A vice-presidenta da Comissão, Érika Kokay (PT/DF), entregou a Voule o relatório produzido do âmbito da iniciativa a respeito da participação política das mulheres. “A maior parte das recomendações não foi cumprida”, afirmou. “É um diagnóstico muito triste. Quando a democracia é atacada, os direitos humanos são atingidos. E quando os direitos humanos são atingidos, a democracia é atacada”, comparou.
Sâmia Bonfim (PSOL/SP), Líder do PSOL na Câmara dos Deputados, entregou ao relator dossiê sobre violência política contra parlamentares do partido. Ela relembrou o assassinato de Marielle Franco como emblemático na perseguição de defensoras de direitos humanos, mulheres, negras e pessoas LGBTQUIA+ na política. Fernanda Melchionna (PSOL/RS) também lembrou de Marielle Franco e pontuou os ataques não só a políticos mas também a jornalistas.
Eleições
Veras também externou preocupação com as ameaças às próximas eleições-gerais: “Alguns setores podem querer negar o resultado das urnas, seja ele qual for; nos preocupamos também com as fakes news e com a violência política, principalmente, contra mulheres, pessoas negras e população LGBTQIA+. Queremos eleições livres e democráticas no Brasil”.
O deputado Airton Faleiro (PT/PA) manifestou preocupação com o incentivo ao amplo armamento, que pode inclusive ser utilizado como instrumento para impedir eleições ou frustrar seu resultado. Abordou, ainda, preocupação com ataques aos territórios de comunidades tradicionais.
Criminalização dos movimentos sociais
Alexandre Conceição, líder do Movimento dos Trabalhadores Rurais Sem Terra (MST), demonstrou preocupação com os despejos no Brasil e reforçou que está em um curso, no Brasil, um processo aprofundado de criminalização dos movimentos sociais. “São propostas que nos preocupam, mas não nos acovardam". Leonardo Santana, da Rede Justiça Criminal, expressou preocupação com o avanço de nova lei antiterrorismo e com a proposta recém-apresentada de excludente de ilicitude.
Participação popular
O deputado Afonso Florence (PT/BA), da Frente Parlamentar Mista em Defesa das Organizações da Sociedade Civil, criticou o decreto expedido em 2019 que restringiu os conselhos de participação popular.
Luise Gonçalves Villares, da Cáritas do Brasil, também alertou para a redução da participação popular na formulação e execução das políticas públicas com o esvaziamento dos conselhos sociais. “É fundamental que esses conselhos funcionem da sua forma instituída e que não tenham mais ameaças às instituições, que são testadas a todo o momento”, afirmou.

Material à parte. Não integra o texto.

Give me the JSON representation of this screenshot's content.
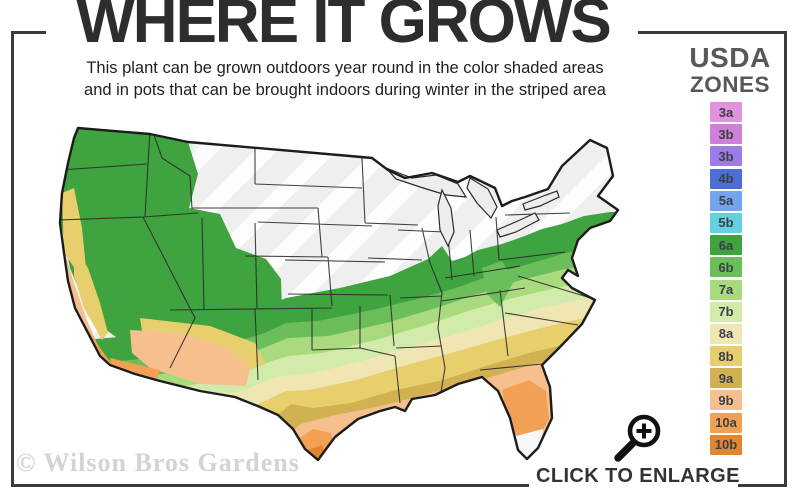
{
  "frame": {
    "color": "#3a3a3a"
  },
  "header": {
    "title": "WHERE IT GROWS",
    "subtitle_line1": "This plant can be grown outdoors year round in the color shaded areas",
    "subtitle_line2": "and in pots that can be brought indoors during winter in the striped area"
  },
  "legend": {
    "title_line1": "USDA",
    "title_line2": "ZONES",
    "zones": [
      {
        "label": "3a",
        "color": "#e193dd"
      },
      {
        "label": "3b",
        "color": "#cf7fd8"
      },
      {
        "label": "3b",
        "color": "#9d7be8"
      },
      {
        "label": "4b",
        "color": "#4c6ed6"
      },
      {
        "label": "5a",
        "color": "#75a4ee"
      },
      {
        "label": "5b",
        "color": "#64d1e1"
      },
      {
        "label": "6a",
        "color": "#3fa33f"
      },
      {
        "label": "6b",
        "color": "#6cbe5a"
      },
      {
        "label": "7a",
        "color": "#a9da7d"
      },
      {
        "label": "7b",
        "color": "#d3ebaa"
      },
      {
        "label": "8a",
        "color": "#f0e6b4"
      },
      {
        "label": "8b",
        "color": "#e8cf6d"
      },
      {
        "label": "9a",
        "color": "#d2b153"
      },
      {
        "label": "9b",
        "color": "#f6c08e"
      },
      {
        "label": "10a",
        "color": "#f2a054"
      },
      {
        "label": "10b",
        "color": "#e1862f"
      }
    ]
  },
  "map": {
    "unshaded_color": "#efefef",
    "stripe_color": "#ffffff",
    "lake_color": "#eceeee",
    "florida_tip_color": "#f7f7f7"
  },
  "footer": {
    "watermark": "© Wilson Bros Gardens",
    "enlarge_label": "CLICK TO ENLARGE"
  }
}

Representando o Grupo Esquel, Silvio Rocha Santana observou que a legislação de proteção aos direitos humanos e à democracia está sob ataques diretos e imediatos. “Não é apenas uma questão institucional, afeta toda a sociedade. Afetam os corações e mentes dos cidadãos do nosso país que ficam com medo de atuar nas decisões públicas”, complementou.
Sindicalização
Jefferson Rodrigo do Nascimento, da Oxfam do Brasil, por sua vez, ressaltou o impacto da reforma trabalhista sobre os sindicatos rurais. “O setor laboral de trabalhadoras e trabalhadores assalariados rurais está entre os mais pobres do Brasil, com as trabalhadoras rurais recebendo 16% a menos do que trabalhadores homens. Organizações parceiras como a CONTAR e a ADERE têm destacado diversas tentativas de desarticulações de sindicatos rurais, comprometendo inclusive sua capacidade de fiscalização da prática de trabalho análogo à escravidão”.
Perseguição a opositores
Rudrigo Rafael Souza e Silva, do Movimento dos Trabalhadores Sem-Teto (MTST), abordou a repressão a manifestações, como no dia 29 de maio de 2021, quando dois trabalhadores ficaram sem visão após violência contra ato público, no Recife.

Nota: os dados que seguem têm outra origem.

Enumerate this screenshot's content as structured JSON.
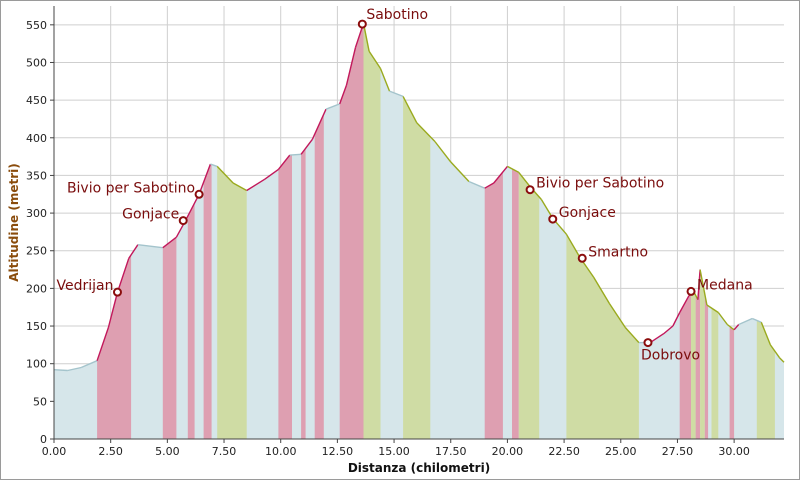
{
  "chart_data": {
    "type": "area",
    "xlabel": "Distanza (chilometri)",
    "ylabel": "Altitudine (metri)",
    "xlim": [
      0,
      32.2
    ],
    "ylim": [
      0,
      575
    ],
    "x_ticks": [
      "0.00",
      "2.50",
      "5.00",
      "7.50",
      "10.00",
      "12.50",
      "15.00",
      "17.50",
      "20.00",
      "22.50",
      "25.00",
      "27.50",
      "30.00"
    ],
    "y_ticks": [
      "0",
      "50",
      "100",
      "150",
      "200",
      "250",
      "300",
      "350",
      "400",
      "450",
      "500",
      "550"
    ],
    "grid": true,
    "colors": {
      "fill": "#d6e6ea",
      "uphill_band": "#de9fb1",
      "downhill_band": "#cfdca4",
      "uphill_line": "#c2185b",
      "downhill_line": "#9aaa1e",
      "flat_line": "#a4c4cc",
      "grid": "#cfcfcf",
      "marker": "#8b0d0d",
      "axis_text": "#8a4c0c"
    },
    "profile": [
      {
        "x": 0.0,
        "y": 92
      },
      {
        "x": 0.6,
        "y": 91
      },
      {
        "x": 1.2,
        "y": 95
      },
      {
        "x": 1.9,
        "y": 104
      },
      {
        "x": 2.4,
        "y": 148
      },
      {
        "x": 2.8,
        "y": 195
      },
      {
        "x": 3.3,
        "y": 240
      },
      {
        "x": 3.7,
        "y": 258
      },
      {
        "x": 4.8,
        "y": 254
      },
      {
        "x": 5.4,
        "y": 268
      },
      {
        "x": 5.8,
        "y": 290
      },
      {
        "x": 6.4,
        "y": 325
      },
      {
        "x": 6.9,
        "y": 365
      },
      {
        "x": 7.2,
        "y": 362
      },
      {
        "x": 7.9,
        "y": 340
      },
      {
        "x": 8.5,
        "y": 330
      },
      {
        "x": 9.3,
        "y": 345
      },
      {
        "x": 9.9,
        "y": 358
      },
      {
        "x": 10.4,
        "y": 377
      },
      {
        "x": 10.9,
        "y": 378
      },
      {
        "x": 11.4,
        "y": 398
      },
      {
        "x": 12.0,
        "y": 438
      },
      {
        "x": 12.6,
        "y": 445
      },
      {
        "x": 12.9,
        "y": 470
      },
      {
        "x": 13.3,
        "y": 520
      },
      {
        "x": 13.65,
        "y": 552
      },
      {
        "x": 13.9,
        "y": 515
      },
      {
        "x": 14.4,
        "y": 492
      },
      {
        "x": 14.8,
        "y": 462
      },
      {
        "x": 15.4,
        "y": 455
      },
      {
        "x": 16.0,
        "y": 420
      },
      {
        "x": 16.8,
        "y": 395
      },
      {
        "x": 17.5,
        "y": 368
      },
      {
        "x": 18.3,
        "y": 342
      },
      {
        "x": 19.0,
        "y": 333
      },
      {
        "x": 19.4,
        "y": 340
      },
      {
        "x": 20.0,
        "y": 362
      },
      {
        "x": 20.5,
        "y": 354
      },
      {
        "x": 21.0,
        "y": 335
      },
      {
        "x": 21.5,
        "y": 318
      },
      {
        "x": 22.0,
        "y": 293
      },
      {
        "x": 22.6,
        "y": 272
      },
      {
        "x": 23.2,
        "y": 241
      },
      {
        "x": 23.8,
        "y": 215
      },
      {
        "x": 24.5,
        "y": 180
      },
      {
        "x": 25.2,
        "y": 148
      },
      {
        "x": 25.8,
        "y": 128
      },
      {
        "x": 26.3,
        "y": 128
      },
      {
        "x": 26.9,
        "y": 140
      },
      {
        "x": 27.3,
        "y": 150
      },
      {
        "x": 27.6,
        "y": 168
      },
      {
        "x": 28.0,
        "y": 190
      },
      {
        "x": 28.2,
        "y": 197
      },
      {
        "x": 28.4,
        "y": 185
      },
      {
        "x": 28.5,
        "y": 225
      },
      {
        "x": 28.8,
        "y": 178
      },
      {
        "x": 29.3,
        "y": 168
      },
      {
        "x": 29.7,
        "y": 152
      },
      {
        "x": 30.0,
        "y": 145
      },
      {
        "x": 30.2,
        "y": 152
      },
      {
        "x": 30.8,
        "y": 160
      },
      {
        "x": 31.2,
        "y": 155
      },
      {
        "x": 31.6,
        "y": 125
      },
      {
        "x": 32.0,
        "y": 108
      },
      {
        "x": 32.2,
        "y": 102
      }
    ],
    "uphill_bands": [
      [
        1.9,
        3.4
      ],
      [
        4.8,
        5.4
      ],
      [
        5.9,
        6.2
      ],
      [
        6.6,
        6.95
      ],
      [
        9.9,
        10.5
      ],
      [
        10.9,
        11.1
      ],
      [
        11.5,
        11.9
      ],
      [
        12.6,
        13.65
      ],
      [
        19.0,
        19.8
      ],
      [
        20.2,
        20.5
      ],
      [
        27.6,
        28.1
      ],
      [
        28.3,
        28.5
      ],
      [
        28.7,
        28.85
      ],
      [
        29.8,
        30.0
      ]
    ],
    "downhill_bands": [
      [
        7.2,
        8.5
      ],
      [
        13.65,
        14.4
      ],
      [
        15.4,
        16.6
      ],
      [
        20.5,
        21.4
      ],
      [
        22.6,
        25.8
      ],
      [
        28.1,
        28.3
      ],
      [
        28.5,
        28.7
      ],
      [
        29.0,
        29.3
      ],
      [
        31.0,
        31.8
      ]
    ],
    "waypoints": [
      {
        "name": "Vedrijan",
        "x": 2.8,
        "y": 195,
        "label_side": "left"
      },
      {
        "name": "Gonjace",
        "x": 5.7,
        "y": 290,
        "label_side": "left"
      },
      {
        "name": "Bivio per Sabotino",
        "x": 6.4,
        "y": 325,
        "label_side": "left"
      },
      {
        "name": "Sabotino",
        "x": 13.6,
        "y": 551,
        "label_side": "right-up"
      },
      {
        "name": "Bivio per Sabotino",
        "x": 21.0,
        "y": 331,
        "label_side": "right"
      },
      {
        "name": "Gonjace",
        "x": 22.0,
        "y": 292,
        "label_side": "right"
      },
      {
        "name": "Smartno",
        "x": 23.3,
        "y": 240,
        "label_side": "right"
      },
      {
        "name": "Dobrovo",
        "x": 26.2,
        "y": 128,
        "label_side": "below"
      },
      {
        "name": "Medana",
        "x": 28.1,
        "y": 196,
        "label_side": "right"
      }
    ]
  }
}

Abordou ainda a vigilância efetuada pelo governo a movimentos sociais, dando como exemplo dossiê produzido pelo Ministério da Justiça, à época sob comando de André Mendonça.
A deputada Vivi Reis (Psol/PA), vice-presidenta da CDHM, reforçou que, na sua visão, a estrutura do governo federal tem sido usada para espionar e perseguir opositores e denunciou violações de direitos humanos de ambientalistas, lideranças indígenas e ativistas dos direitos humanos. “Pessoas são assassinadas e não há resposta nenhuma”, disse.
Resultados
Após ouvir os participantes, o relator da ONU disse que está em missão oficial no Brasil ouvindo autoridades e representantes da sociedade civil para analisar o cumprimento dos direitos fundamentais à liberdade de reunião e à manifestação e, que no dia 8 de abril, apresentará uma análise preliminar da situação brasileira.
Falaram também na reunião Laís de Figueirêdo Lopes, da OAB/SP e Igor Ribeiro Ferrer, da Plataforma MROSC.